Ein Jahr später starb seine Mutter, die er aus Potsdam nach Alzey geholt hatte. Auf dem Sterbebett sagte sie noch zu ihm: „Junge, ich bin eigentlich stolz auf dich.“ Im August 2010 entschied er sich, nach Potsdam zurückzugehen. Hier wohnen seine Schwester, sein Neffe und eine Nichte. Doch sie haben alle selbst Familie, die Wohnungen sind beengt, sie können ihn nicht aufnehmen.

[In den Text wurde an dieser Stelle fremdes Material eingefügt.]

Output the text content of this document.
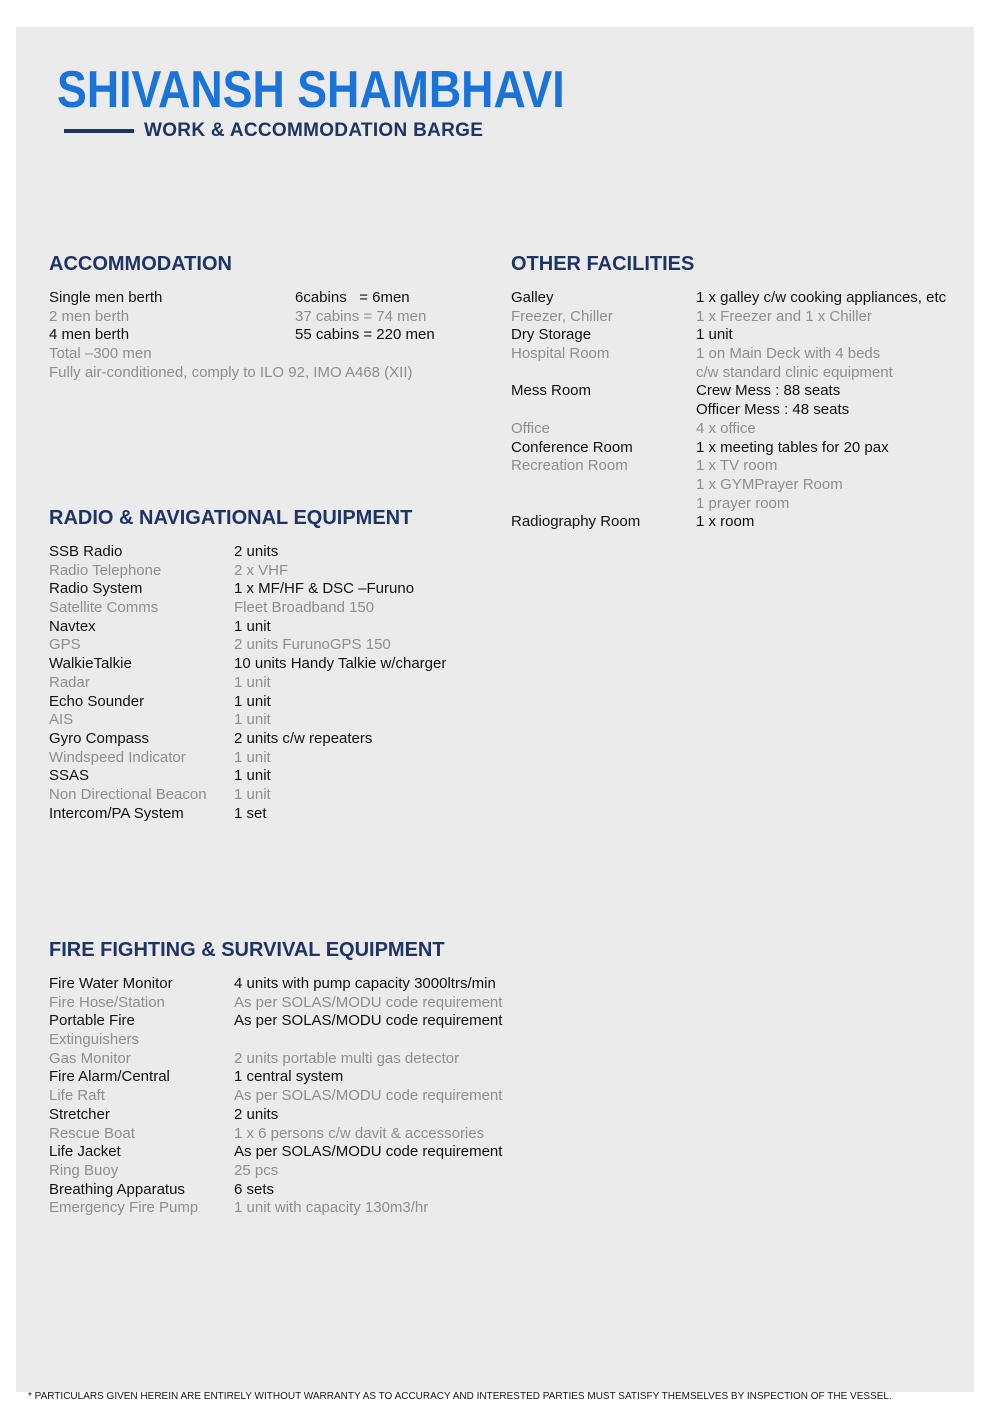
SHIVANSH SHAMBHAVI
WORK & ACCOMMODATION BARGE
ACCOMMODATION
Single men berth	6cabins   = 6men
2 men berth	37 cabins = 74 men
4 men berth	55 cabins = 220 men
Total –300 men
Fully air-conditioned, comply to ILO 92, IMO A468 (XII)
OTHER FACILITIES
Galley	1 x galley c/w cooking appliances, etc
Freezer, Chiller	1 x Freezer and 1 x Chiller
Dry Storage	1 unit
Hospital Room	1 on Main Deck with 4 beds
c/w standard clinic equipment
Mess Room	Crew Mess : 88 seats
Officer Mess : 48 seats
Office	4 x office
Conference Room	1 x meeting tables for 20 pax
Recreation Room	1 x TV room
1 x GYMPrayer Room
1 prayer room
Radiography Room	1 x room
RADIO & NAVIGATIONAL EQUIPMENT
SSB Radio	2 units
Radio Telephone	2 x VHF
Radio System	1 x MF/HF & DSC –Furuno
Satellite Comms	Fleet Broadband 150
Navtex	1 unit
GPS	2 units FurunoGPS 150
WalkieTalkie	10 units Handy Talkie w/charger
Radar	1 unit
Echo Sounder	1 unit
AIS	1 unit
Gyro Compass	2 units c/w repeaters
Windspeed Indicator	1 unit
SSAS	1 unit
Non Directional Beacon 1 unit
Intercom/PA System	1 set
FIRE FIGHTING & SURVIVAL EQUIPMENT
Fire Water Monitor	4 units with pump capacity 3000ltrs/min
Fire Hose/Station	As per SOLAS/MODU code requirement
Portable Fire	As per SOLAS/MODU code requirement
Extinguishers
Gas Monitor	2 units portable multi gas detector
Fire Alarm/Central	1 central system
Life Raft	As per SOLAS/MODU code requirement
Stretcher	2 units
Rescue Boat	1 x 6 persons c/w davit & accessories
Life Jacket	As per SOLAS/MODU code requirement
Ring Buoy	25 pcs
Breathing Apparatus	6 sets
Emergency Fire Pump 1 unit with capacity 130m3/hr
* PARTICULARS GIVEN HEREIN ARE ENTIRELY WITHOUT WARRANTY AS TO ACCURACY AND INTERESTED PARTIES MUST SATISFY THEMSELVES BY INSPECTION OF THE VESSEL.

Im Winter kann er auch mal zwei oder drei Nächte bei seinem Neffen übernachten, wenn es zu kalt ist im Wohnwagen.

Die tägliche Dusche und ein Mittagessen für 1,80 Euro erhält Dalchow in der Potsdamer Suppenküche. Auch seine Wäsche reinigt er dort. Jeden Dienstag holt er sich von der Potsdamer Tafel Nahrungsmittel für einen Euro. „Obst, Gemüse, Käse und wenn da ist, Wurst.“ Der kleine Kühlschrank in dem Wohnmobil läuft auf Gas, die Autobatterie schafft es nicht mehr. Das kleine Kofferradio „dudelt den ganzen Tag. Musik tröstet mich, man lässt ja schon mal die Ohren hängen“. Manchmal greift er zur Gitarre und spielt dann Lieder von Freddy Quinn. Einen kleinen Fernseher betreibt Dalchow mit Akkus, nur dass die ständig alle sind. Dafür liest er jetzt viel; er kauft in einem Antiquariat Bücher für einen Euro, „historische Sachen, Science Fiction, Krimis“. Und alles, was er von Erich von Däniken kriegen kann. „Ja, das ist meine Welt.“

Bis vor wenigen Tagen hatte er noch einen Hund, einen Mischling, groß wie ein Schäferhund,„der war meine einzige Bezugsperson“. Das Tier ist nun bei Bekannten. Denn sobald sich Dalchow auf seinen Weg in die Suppenküche machte, fing der im Wohnmobil zurückbleibende Hund fürchterlich an zu bellen, was ihm leicht die Aufmerksamkeit des Ordnungsamts hätte einbringen können.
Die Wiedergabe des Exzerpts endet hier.